Their generosity was not forgotten. Now, almost a year to the day that she received a new home, 10-year-old Taylor Wynn is “paying it forward.”
“Since I was homeless... and they built my house, I wanted to help them in some way, and this was the only way I could come up with,” Taylor said.
With her brother and grandmother, Taylor sat in front of Kroger on the Falls Highway in Corbin Friday taking donations for the church that changed her family’s lives.
The Wynns will be back at Kroger today (Saturday) from 10 a.m. to 4 p.m. collecting donations.
“She’s been talking about it, trying to figure out something to do since they built it (the house),” Mary Wynn said.
Taylor, who’s a Girl Scout, got the idea to set up at the grocery store after her troop had success there selling cookies. A bulletin board Taylor created showcased laminated articles from the Times-Tribune about the original house fire and Old Dominion’s rebuilt house a few months later. The Wynns also saved photos and well-wishes handwritten by the church volunteer team.
Friends for Families has had volunteer builders in town nearly every week this summer — 14 groups in all.

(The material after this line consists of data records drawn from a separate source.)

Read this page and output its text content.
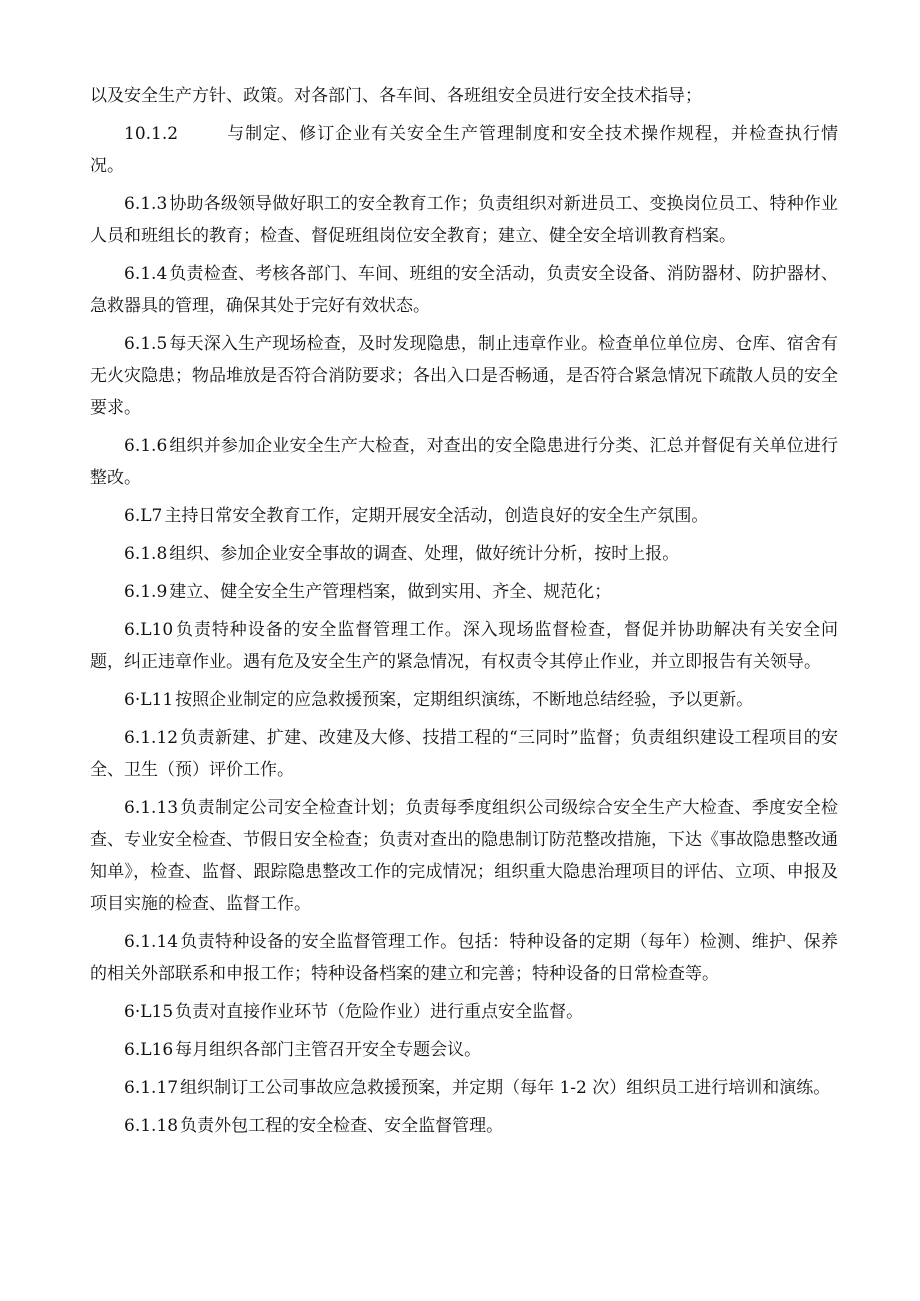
以及安全生产方针、政策。对各部门、各车间、各班组安全员进行安全技术指导；

10.1.2	与制定、修订企业有关安全生产管理制度和安全技术操作规程，并检查执行情况。

6.1.3 协助各级领导做好职工的安全教育工作；负责组织对新进员工、变换岗位员工、特种作业人员和班组长的教育；检查、督促班组岗位安全教育；建立、健全安全培训教育档案。

6.1.4 负责检查、考核各部门、车间、班组的安全活动，负责安全设备、消防器材、防护器材、急救器具的管理，确保其处于完好有效状态。

6.1.5 每天深入生产现场检查，及时发现隐患，制止违章作业。检查单位单位房、仓库、宿舍有无火灾隐患；物品堆放是否符合消防要求；各出入口是否畅通，是否符合紧急情况下疏散人员的安全要求。

6.1.6 组织并参加企业安全生产大检查，对查出的安全隐患进行分类、汇总并督促有关单位进行整改。

6.L7 主持日常安全教育工作，定期开展安全活动，创造良好的安全生产氛围。

6.1.8 组织、参加企业安全事故的调查、处理，做好统计分析，按时上报。

6.1.9 建立、健全安全生产管理档案，做到实用、齐全、规范化；

6.L10 负责特种设备的安全监督管理工作。深入现场监督检查，督促并协助解决有关安全问题，纠正违章作业。遇有危及安全生产的紧急情况，有权责令其停止作业，并立即报告有关领导。

6·L11 按照企业制定的应急救援预案，定期组织演练，不断地总结经验，予以更新。

6.1.12 负责新建、扩建、改建及大修、技措工程的“三同时”监督；负责组织建设工程项目的安全、卫生（预）评价工作。

6.1.13 负责制定公司安全检查计划；负责每季度组织公司级综合安全生产大检查、季度安全检查、专业安全检查、节假日安全检查；负责对查出的隐患制订防范整改措施，下达《事故隐患整改通知单》，检查、监督、跟踪隐患整改工作的完成情况；组织重大隐患治理项目的评估、立项、申报及项目实施的检查、监督工作。

6.1.14 负责特种设备的安全监督管理工作。包括：特种设备的定期（每年）检测、维护、保养的相关外部联系和申报工作；特种设备档案的建立和完善；特种设备的日常检查等。

6·L15 负责对直接作业环节（危险作业）进行重点安全监督。

6.L16 每月组织各部门主管召开安全专题会议。

6.1.17 组织制订工公司事故应急救援预案，并定期（每年 1-2 次）组织员工进行培训和演练。

6.1.18 负责外包工程的安全检查、安全监督管理。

First Baptist Church in Cherryville, N.C., which helped finish the Wynn’s house last year, is coming on Saturday to work on a project. Old Dominion members were also back in Whitley County this week, working on four projects in Whitley County, including replacing a deck and several rotted windows at the Girl’s Ranch home for young women.
They also stopped by to see how the Wynns like their new place, which Taylor says is “awesome.”
“Taylor’s been trying to figure out for a year on how she can help Old Dominion, and I’m very proud of Taylor, and I’m proud of Mary for supporting her,” said Melany Hanrahan with Friends for Families. “I encouraged her 100 percent. If everybody in the United States would look at what has been done for them in the past and turn around and give, we wouldn’t be in the shape that we’re in.”
The idea of “paying it forward” is central to Friends for Families’ mission. Several people who have had their homes worked on have since volunteered with Friends for Families. A man and woman who had their house repaired last year recently came out to pour the foundation for another family’s project, Hanrahan said.
“That’s exactly what we’re building for. We want people to get involved with their neighborhood, their community,” she said, “to teach people to rely on each other.”
Hanrahan cited the Grimm Brothers tale “Stone Soup,” about a group of travelers who stop in a poor village where no one will share their food. The travelers put a stone in a pot of boiling water for their soup, but ask residents to chip in just a little bit to add “flavor” to the soup. In the end, the residents have shared during a time of scarcity and learned that they can all reap the benefits.
“You take a little from one person to the other and eventually you’ve got a lot,” she said. “We all do our part, that’s what it’s all about.”